The experts will be sent from various U.S. government departments and agencies, including the departments of state, agriculture, treasury, homeland security and justice as well as the Drug Enforcement Agency and the FBI.

Reuters, 21/1/10

'Al Qaeda is now difficult to define'

Yemen has made progress in its US-backed fight against Al Qaeda, but the extremist group continues to spread elsewhere and has some two dozen affiliates across a swathe of the globe, US officials said on Wednesday.

At congressional hearings, US officials painted a picture of an Al Qaeda that has expanded from Afghanistan to Iraq, the Arabian peninsula, Africa and southeast Asia.

“Al Qaeda is now difficult to define,” Admiral Eric Olson commander of the US Special Operations Command, told a House of Representatives Armed Services subcommittee.

“More than two dozen associated ... groups have established themselves in Iraq, the Arabian peninsula, the Horn of Africa, the trans-Saharan region, the Maghreb of north Africa, west Africa and southeast Asia, and there are several different groups now operating within and from Afghanistan and Pakistan,” Olson said.

Daily Times, Pakistan, 22/1/10

US ambassador puts brakes on proposal to use militias in Afghanistan

The U.S. ambassador to Afghanistan and senior Afghan officials have resisted moving forward with a bold and potentially risky initiative to support local militias in Afghanistan that are willing to defend their villages against insurgents, according to U.S. officials.

U.S. military officials had wanted to get the initiative -- developed under the leadership of Gen.
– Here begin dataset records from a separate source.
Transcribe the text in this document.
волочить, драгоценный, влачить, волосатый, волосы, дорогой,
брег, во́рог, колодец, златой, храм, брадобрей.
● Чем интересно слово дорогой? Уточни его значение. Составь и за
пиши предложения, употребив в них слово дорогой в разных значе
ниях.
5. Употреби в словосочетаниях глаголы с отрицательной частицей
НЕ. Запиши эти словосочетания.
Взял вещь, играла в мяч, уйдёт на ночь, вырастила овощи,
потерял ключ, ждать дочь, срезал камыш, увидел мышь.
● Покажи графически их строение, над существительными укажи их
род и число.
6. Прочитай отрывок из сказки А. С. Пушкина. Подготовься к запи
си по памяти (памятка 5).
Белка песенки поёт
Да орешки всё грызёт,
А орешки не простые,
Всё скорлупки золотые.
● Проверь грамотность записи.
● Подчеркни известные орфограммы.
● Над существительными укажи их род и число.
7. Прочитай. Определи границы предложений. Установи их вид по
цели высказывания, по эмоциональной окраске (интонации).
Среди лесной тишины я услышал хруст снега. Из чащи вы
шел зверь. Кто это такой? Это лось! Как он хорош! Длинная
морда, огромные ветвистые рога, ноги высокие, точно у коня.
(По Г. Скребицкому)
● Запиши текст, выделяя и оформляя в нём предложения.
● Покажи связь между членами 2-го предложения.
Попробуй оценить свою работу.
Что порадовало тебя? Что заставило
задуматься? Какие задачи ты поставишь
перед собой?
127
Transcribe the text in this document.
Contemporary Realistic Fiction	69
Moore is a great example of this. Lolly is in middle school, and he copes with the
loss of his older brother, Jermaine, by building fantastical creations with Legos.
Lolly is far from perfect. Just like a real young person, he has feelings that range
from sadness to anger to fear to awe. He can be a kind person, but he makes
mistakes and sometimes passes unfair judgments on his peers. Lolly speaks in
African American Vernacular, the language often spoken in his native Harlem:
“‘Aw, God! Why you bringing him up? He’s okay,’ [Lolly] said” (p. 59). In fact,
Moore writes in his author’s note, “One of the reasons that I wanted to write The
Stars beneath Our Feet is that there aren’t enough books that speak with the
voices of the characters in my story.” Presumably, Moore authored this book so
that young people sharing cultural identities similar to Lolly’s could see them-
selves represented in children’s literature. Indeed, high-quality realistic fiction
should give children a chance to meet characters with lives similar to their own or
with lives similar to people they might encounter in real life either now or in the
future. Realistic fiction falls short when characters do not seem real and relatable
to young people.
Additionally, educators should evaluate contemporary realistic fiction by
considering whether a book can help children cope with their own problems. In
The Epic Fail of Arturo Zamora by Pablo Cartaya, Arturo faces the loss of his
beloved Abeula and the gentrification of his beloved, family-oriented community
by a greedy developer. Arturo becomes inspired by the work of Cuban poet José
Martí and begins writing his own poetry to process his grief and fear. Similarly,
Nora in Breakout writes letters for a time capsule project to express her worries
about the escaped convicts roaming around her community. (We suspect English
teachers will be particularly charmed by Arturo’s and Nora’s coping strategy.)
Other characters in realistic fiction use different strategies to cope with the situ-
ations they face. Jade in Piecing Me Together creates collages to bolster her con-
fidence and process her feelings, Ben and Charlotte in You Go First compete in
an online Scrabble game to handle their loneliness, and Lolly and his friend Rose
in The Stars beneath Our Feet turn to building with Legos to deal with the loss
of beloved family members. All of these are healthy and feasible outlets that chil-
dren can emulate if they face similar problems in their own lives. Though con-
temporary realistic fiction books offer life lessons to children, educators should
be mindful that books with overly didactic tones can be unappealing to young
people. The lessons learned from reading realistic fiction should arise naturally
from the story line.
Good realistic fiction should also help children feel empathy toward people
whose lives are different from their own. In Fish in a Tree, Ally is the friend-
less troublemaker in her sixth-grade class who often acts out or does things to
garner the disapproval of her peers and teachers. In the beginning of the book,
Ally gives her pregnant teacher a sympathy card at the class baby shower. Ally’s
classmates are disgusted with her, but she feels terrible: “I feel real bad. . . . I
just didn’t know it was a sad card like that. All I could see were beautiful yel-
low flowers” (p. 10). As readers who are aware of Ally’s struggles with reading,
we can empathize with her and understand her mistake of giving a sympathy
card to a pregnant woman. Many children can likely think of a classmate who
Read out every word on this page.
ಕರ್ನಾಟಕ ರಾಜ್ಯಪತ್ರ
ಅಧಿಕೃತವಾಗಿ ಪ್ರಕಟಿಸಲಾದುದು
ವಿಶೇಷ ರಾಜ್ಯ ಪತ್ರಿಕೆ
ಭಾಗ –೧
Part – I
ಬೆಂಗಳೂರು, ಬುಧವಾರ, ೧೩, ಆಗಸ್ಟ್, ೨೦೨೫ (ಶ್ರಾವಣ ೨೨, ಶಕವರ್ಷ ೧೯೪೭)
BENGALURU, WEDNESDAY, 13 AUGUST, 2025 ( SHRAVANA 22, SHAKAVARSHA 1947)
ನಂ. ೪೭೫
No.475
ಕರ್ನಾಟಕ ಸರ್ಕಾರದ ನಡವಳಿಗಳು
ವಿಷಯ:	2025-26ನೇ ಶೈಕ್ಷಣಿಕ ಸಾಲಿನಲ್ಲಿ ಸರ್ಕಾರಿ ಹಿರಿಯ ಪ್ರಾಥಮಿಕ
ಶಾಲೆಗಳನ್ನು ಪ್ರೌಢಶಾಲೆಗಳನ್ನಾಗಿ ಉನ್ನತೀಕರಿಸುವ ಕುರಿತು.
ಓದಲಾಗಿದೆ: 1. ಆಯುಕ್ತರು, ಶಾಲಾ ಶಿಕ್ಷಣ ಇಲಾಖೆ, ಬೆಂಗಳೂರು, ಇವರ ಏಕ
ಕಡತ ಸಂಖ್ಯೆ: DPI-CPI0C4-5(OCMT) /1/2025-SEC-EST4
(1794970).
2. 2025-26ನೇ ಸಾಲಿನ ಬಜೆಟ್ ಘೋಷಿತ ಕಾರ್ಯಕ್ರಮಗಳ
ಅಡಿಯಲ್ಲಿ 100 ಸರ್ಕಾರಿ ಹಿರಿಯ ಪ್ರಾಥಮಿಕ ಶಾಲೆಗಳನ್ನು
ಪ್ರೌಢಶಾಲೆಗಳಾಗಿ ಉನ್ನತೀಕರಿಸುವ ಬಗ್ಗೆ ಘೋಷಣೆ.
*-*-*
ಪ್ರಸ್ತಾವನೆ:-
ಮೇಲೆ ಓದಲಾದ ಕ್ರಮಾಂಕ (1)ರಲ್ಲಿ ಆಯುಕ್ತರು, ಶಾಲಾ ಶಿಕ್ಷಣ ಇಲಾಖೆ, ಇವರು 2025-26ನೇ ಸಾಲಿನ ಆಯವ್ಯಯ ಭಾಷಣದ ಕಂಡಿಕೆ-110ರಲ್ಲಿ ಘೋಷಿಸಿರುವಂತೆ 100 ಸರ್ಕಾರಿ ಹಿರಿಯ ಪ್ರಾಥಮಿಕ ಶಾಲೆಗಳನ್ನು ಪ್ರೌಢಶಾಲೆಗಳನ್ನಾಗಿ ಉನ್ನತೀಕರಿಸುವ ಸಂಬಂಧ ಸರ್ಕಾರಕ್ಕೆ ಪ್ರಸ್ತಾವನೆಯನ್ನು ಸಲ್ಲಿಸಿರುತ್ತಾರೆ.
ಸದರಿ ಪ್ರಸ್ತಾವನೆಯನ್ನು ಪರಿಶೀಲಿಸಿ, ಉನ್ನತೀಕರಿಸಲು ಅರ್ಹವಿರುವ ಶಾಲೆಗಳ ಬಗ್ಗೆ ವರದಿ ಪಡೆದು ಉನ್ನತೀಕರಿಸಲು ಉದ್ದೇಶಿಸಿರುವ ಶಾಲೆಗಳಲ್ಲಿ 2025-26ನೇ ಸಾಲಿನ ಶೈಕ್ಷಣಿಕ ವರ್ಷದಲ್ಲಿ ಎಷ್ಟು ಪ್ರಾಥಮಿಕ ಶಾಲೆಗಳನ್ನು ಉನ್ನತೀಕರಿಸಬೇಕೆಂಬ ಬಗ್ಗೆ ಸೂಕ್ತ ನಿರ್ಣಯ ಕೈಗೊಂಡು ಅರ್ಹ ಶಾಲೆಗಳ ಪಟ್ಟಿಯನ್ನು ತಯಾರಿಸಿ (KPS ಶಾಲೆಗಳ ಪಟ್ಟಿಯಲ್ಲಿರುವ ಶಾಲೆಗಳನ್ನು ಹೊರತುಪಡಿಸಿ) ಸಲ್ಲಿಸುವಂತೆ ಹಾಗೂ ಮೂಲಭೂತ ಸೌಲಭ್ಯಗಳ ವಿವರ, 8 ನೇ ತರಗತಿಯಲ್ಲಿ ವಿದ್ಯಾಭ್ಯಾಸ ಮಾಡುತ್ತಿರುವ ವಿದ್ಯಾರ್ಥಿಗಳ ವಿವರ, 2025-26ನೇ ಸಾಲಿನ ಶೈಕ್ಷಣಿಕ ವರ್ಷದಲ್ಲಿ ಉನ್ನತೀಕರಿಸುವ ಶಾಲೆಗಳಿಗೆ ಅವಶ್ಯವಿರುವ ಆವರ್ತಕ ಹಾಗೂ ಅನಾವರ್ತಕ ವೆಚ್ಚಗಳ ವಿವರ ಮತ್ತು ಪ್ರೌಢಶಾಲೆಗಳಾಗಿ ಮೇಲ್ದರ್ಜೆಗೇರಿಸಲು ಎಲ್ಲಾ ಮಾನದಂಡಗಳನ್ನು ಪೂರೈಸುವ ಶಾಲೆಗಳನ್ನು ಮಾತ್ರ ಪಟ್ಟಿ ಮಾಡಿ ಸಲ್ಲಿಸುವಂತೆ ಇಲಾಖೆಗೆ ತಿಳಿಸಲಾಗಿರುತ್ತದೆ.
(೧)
Stanley A. McChrystal, the top commander in Afghanistan -- off to a quick start this year. But before the initiative can be implemented on a broader scale, Ambassador Karl W. Eikenberry must approve the release of more money for it.

Eikenberry's unease about the program as it was structured by the military also reflects a broader difference of opinion at the highest levels of the U.S. military and diplomatic headquarters in Kabul about new approaches to combating the Taliban insurgency.

While military commanders are eager to experiment with decentralized grass-roots initiatives that work around the ponderous Afghan bureaucracy in Kabul, civilian officials think it is more important to wait until they have the central government's support, something they regard as essential to sustaining the programs.

WAshington Post, 22/1/10

UK to increase counter-terrorism expenditure

The U.K. government remains committed to resourcing its overseas counter-terrorism efforts and will continue to increase its spending again next year, the Foreign Office said Thursday, amid criticism over cuts forced by the falling value of the pound.

On Wednesday, Minister of State for Europe Glenys Kinnock said the government had been compelled to scale back its spending plans for counter-terrorism programs as the falling pound had led to an estimated shortfall of £110 million in the Foreign Office's annual budget.

However, Foreign Office Minister Chris Bryant told lawmakers Thursday that Pakistan remained the government's "highest overseas counter-terrorism priority, together with Afghanistan," and that spending would continue to increase.